Nearly half of all landlords with a mortgage face a decision over whether to renew their loans in the next 12 months, new research reveals.
Some 40% of residential landlords with a mortgage, whether fixed, tracker, or discount, are due to renew their mortgage rate in seven months to a year, according to research from The Mortgage Lender (TML).
A further 41% of landlords are due to renew their mortgage in the following two or three years.
£615 increase
According to the research, many landlords with a mortgage are currently on a five-year fixed rate (42%), while 21% are on two-year deals.
The figures also show 15% are on Standard Variable Rate (SVR) mortgages, and 8% are on a tracker mortgage.

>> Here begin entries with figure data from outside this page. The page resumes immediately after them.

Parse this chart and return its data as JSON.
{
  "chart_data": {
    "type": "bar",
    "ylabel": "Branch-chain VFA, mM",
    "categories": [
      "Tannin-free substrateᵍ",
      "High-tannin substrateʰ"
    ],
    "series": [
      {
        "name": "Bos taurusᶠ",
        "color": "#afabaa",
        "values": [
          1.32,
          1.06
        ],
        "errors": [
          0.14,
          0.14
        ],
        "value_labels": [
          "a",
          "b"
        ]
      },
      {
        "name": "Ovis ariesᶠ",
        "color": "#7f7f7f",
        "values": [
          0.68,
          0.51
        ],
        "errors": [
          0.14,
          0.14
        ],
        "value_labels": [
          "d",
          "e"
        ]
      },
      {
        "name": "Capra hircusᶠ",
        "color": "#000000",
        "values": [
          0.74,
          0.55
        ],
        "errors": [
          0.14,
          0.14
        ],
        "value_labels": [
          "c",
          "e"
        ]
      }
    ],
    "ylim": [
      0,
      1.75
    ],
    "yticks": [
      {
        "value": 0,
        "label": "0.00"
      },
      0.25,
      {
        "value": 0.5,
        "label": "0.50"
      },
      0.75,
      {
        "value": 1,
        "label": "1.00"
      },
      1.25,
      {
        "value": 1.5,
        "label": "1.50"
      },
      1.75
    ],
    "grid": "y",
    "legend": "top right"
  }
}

Those landlords needing to renew their mortgage rate believe their monthly payments will increase by £615 on average.
Increase rent
To deal with higher monthly costs, 30% of landlords have said they plan to increase the rent of the property, 23% have already budgeted for an increase, while 14% said they would sell the property.

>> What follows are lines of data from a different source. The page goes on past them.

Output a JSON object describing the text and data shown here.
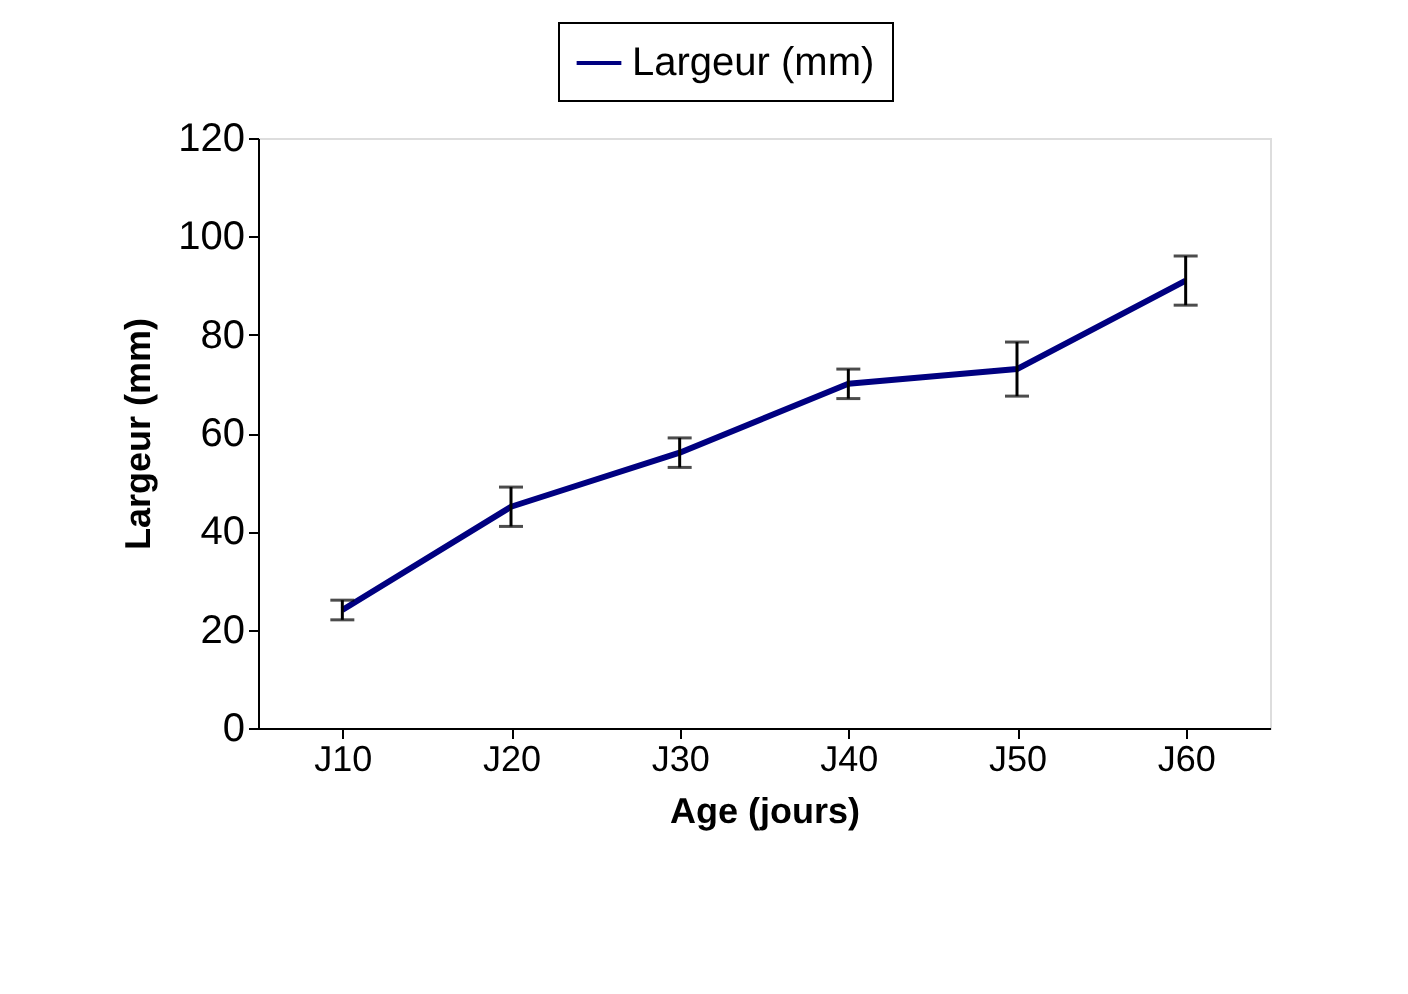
{
  "chart_data": {
    "type": "line",
    "xlabel": "Age (jours)",
    "ylabel": "Largeur (mm)",
    "categories": [
      "J10",
      "J20",
      "J30",
      "J40",
      "J50",
      "J60"
    ],
    "series": [
      {
        "name": "Largeur (mm)",
        "color": "#000080",
        "values": [
          24,
          45,
          56,
          70,
          73,
          91
        ],
        "errors": [
          2,
          4,
          3,
          3,
          5.5,
          5
        ]
      }
    ],
    "ylim": [
      0,
      120
    ],
    "yticks": [
      0,
      20,
      40,
      60,
      80,
      100,
      120
    ],
    "grid": false,
    "legend": "top",
    "marker": "none",
    "line_style": "solid"
  }
}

A further 14% said they plan to convert the property into an HMO to secure better returns, and 13% are considering converting to a holiday let.
The Bank of England has been grappling with high inflation for well over a year now.”
TML’s Chris Kirby said: “The Bank of England has been grappling with high inflation for well over a year now, introducing successive rate rises to drive it down to more manageable levels.
“Although they have had some success in achieving this, there is still a way to go.”
Meanwhile, statistics released by the Bank of England show mortgage arrears increased by 9.2% from the previous quarter, to £20.3 billion, and were 50% higher than a year ago.